Dimensional Modeling for Labor Data — Lessons

The Four-Layer Architecture

Raw/Landing → Staging → Core Warehouse → Analyst Marts

Each layer has a specific job:

Raw/Landing — Store the downloaded file exactly as received. Never modify it. Record the URL, download time, checksum, and source release label. If something goes wrong downstream, you can always reprocess from raw.
Staging — Parse the raw file into relational tables. Standardize column names (everything becomes snake_case). Apply explicit typing. Do not interpret, aggregate, or transform business meaning. Example: stage__bls__oews_national.
Core Warehouse — Conform the staged data into shared dimensions and facts. This is where business meaning gets assigned. Dimensions (dim_occupation, dim_geography, dim_industry) provide context; facts (fact_occupation_employment_wages) record measurements; bridges (bridge_occupation_skill) link many-to-many relationships.
Analyst Marts — Pre-joined, denormalized views optimized for specific questions. No new business logic — only reshaping what the core warehouse already established. Example: occupation_summary joins occupation + wages + skills into one queryable view.

Why Dimensions Matter

A dimension table like dim_geography stores the descriptive attributes of a geographic area: its code (37), type (state), name (North Carolina), and whether it's the current version. The fact table stores only the surrogate key (geography_key = 14), not the full description.

This separation means:

Geographic names can change without rewriting fact history
Multiple facts can reference the same geography without storing redundant strings
Queries filter on dimension attributes and join to facts via integer keys (fast)

The Grain Rule

Every fact table has a "grain" — the combination of dimensions that uniquely identifies a row. For fact_occupation_employment_wages, the grain is:

(reference_period, geography_key, industry_key, ownership_code, occupation_key, source_dataset)

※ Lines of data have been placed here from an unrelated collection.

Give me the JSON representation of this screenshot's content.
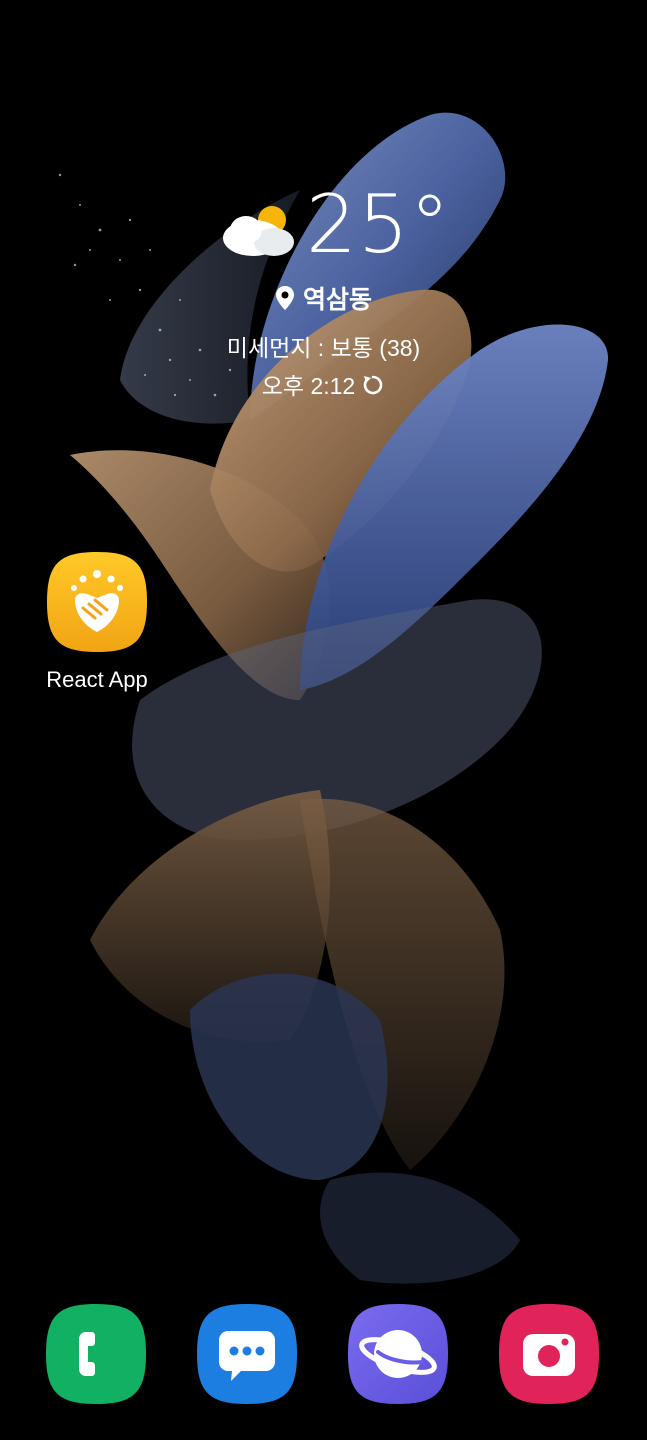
{
  "weather": {
    "icon": "partly-cloudy-icon",
    "temperature": "25°",
    "location": "역삼동",
    "fine_dust": "미세먼지 : 보통 (38)",
    "updated": "오후 2:12"
  },
  "home_apps": [
    {
      "label": "React App",
      "icon": "handshake-icon",
      "color": "#f5b21a"
    }
  ],
  "dock": [
    {
      "name": "phone",
      "icon": "phone-icon",
      "color": "#12b062"
    },
    {
      "name": "messages",
      "icon": "message-icon",
      "color": "#1c7ee0"
    },
    {
      "name": "internet",
      "icon": "planet-icon",
      "color": "#6a5ee8"
    },
    {
      "name": "camera",
      "icon": "camera-icon",
      "color": "#e0245a"
    }
  ]
}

Rule: If you insert a row that duplicates this grain, something has gone wrong. The loader enforces this with delete-before-insert at the (source_dataset, source_release_id) level.

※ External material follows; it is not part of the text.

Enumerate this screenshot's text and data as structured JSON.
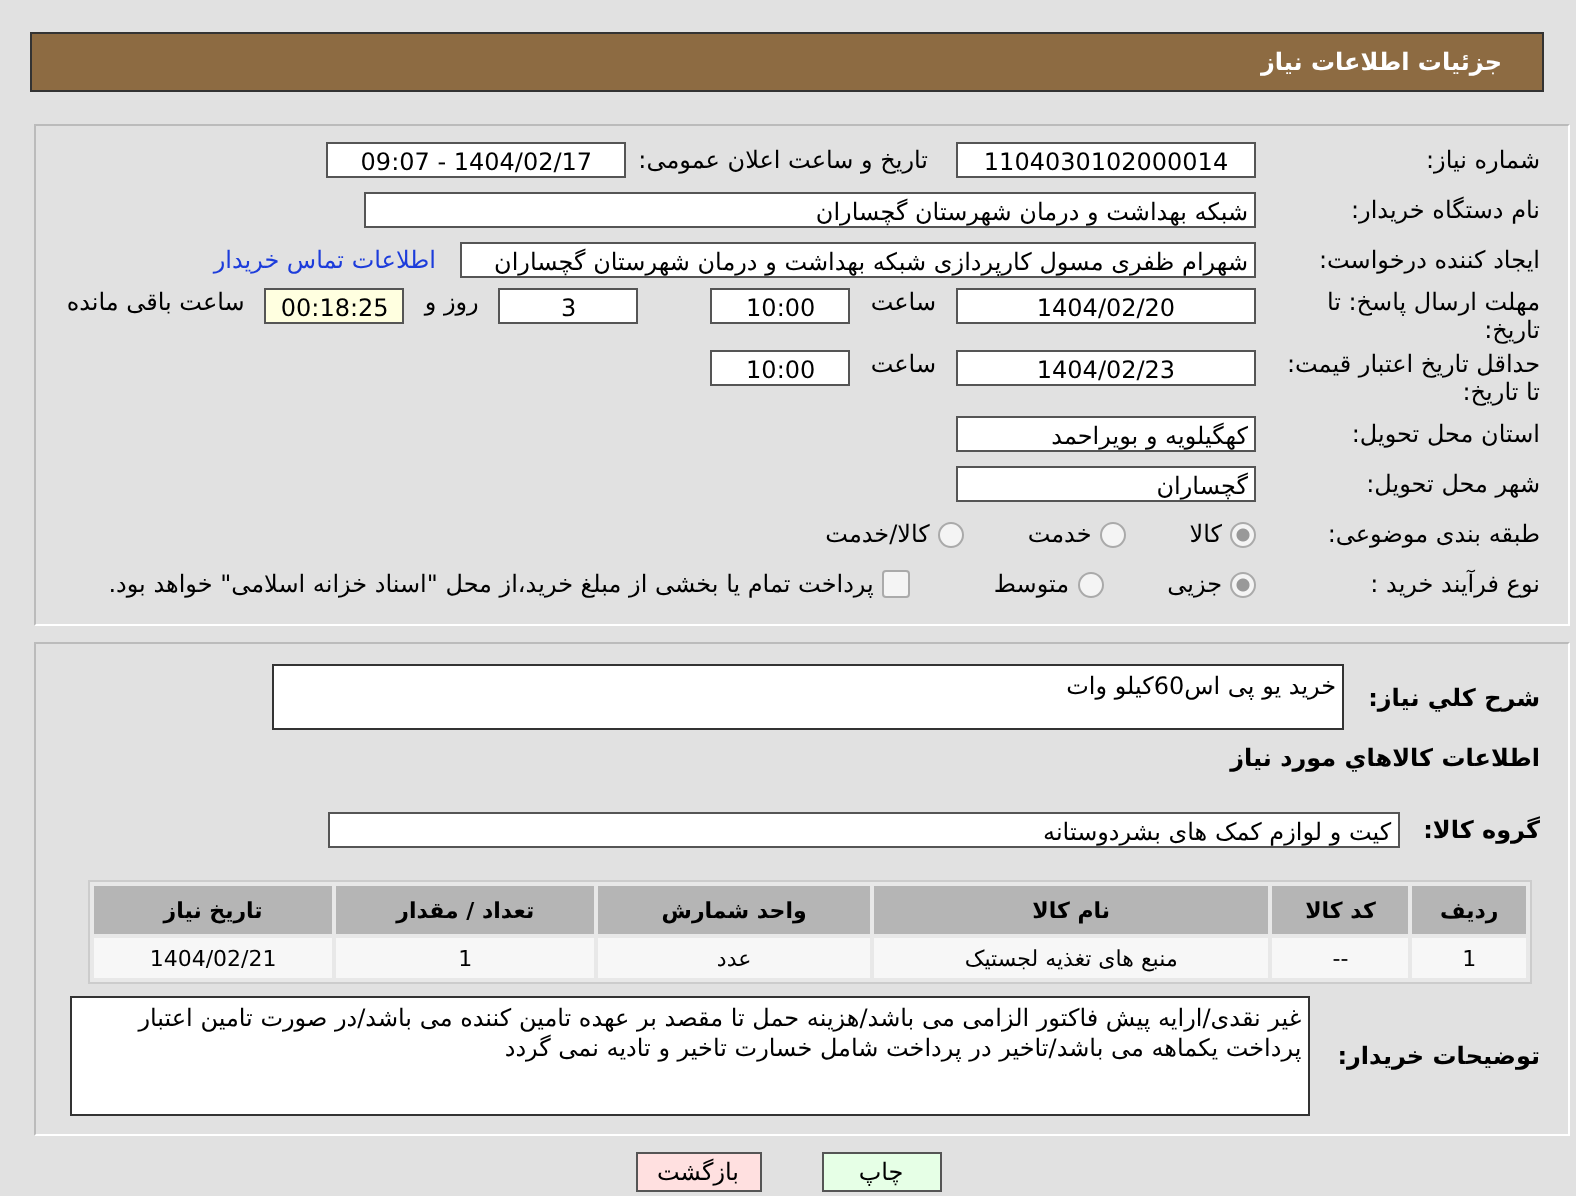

Bridge Tables for Many-to-Many

An occupation has many skills. A skill applies to many occupations. The bridge_occupation_skill table resolves this with three columns: occupation_key, element_id, and a score.

This is deliberately separate from a generic EAV table — each O*NET domain (skills, knowledge, abilities, tasks) gets its own bridge table for clarity. More tables is acceptable when it makes the schema self-documenting.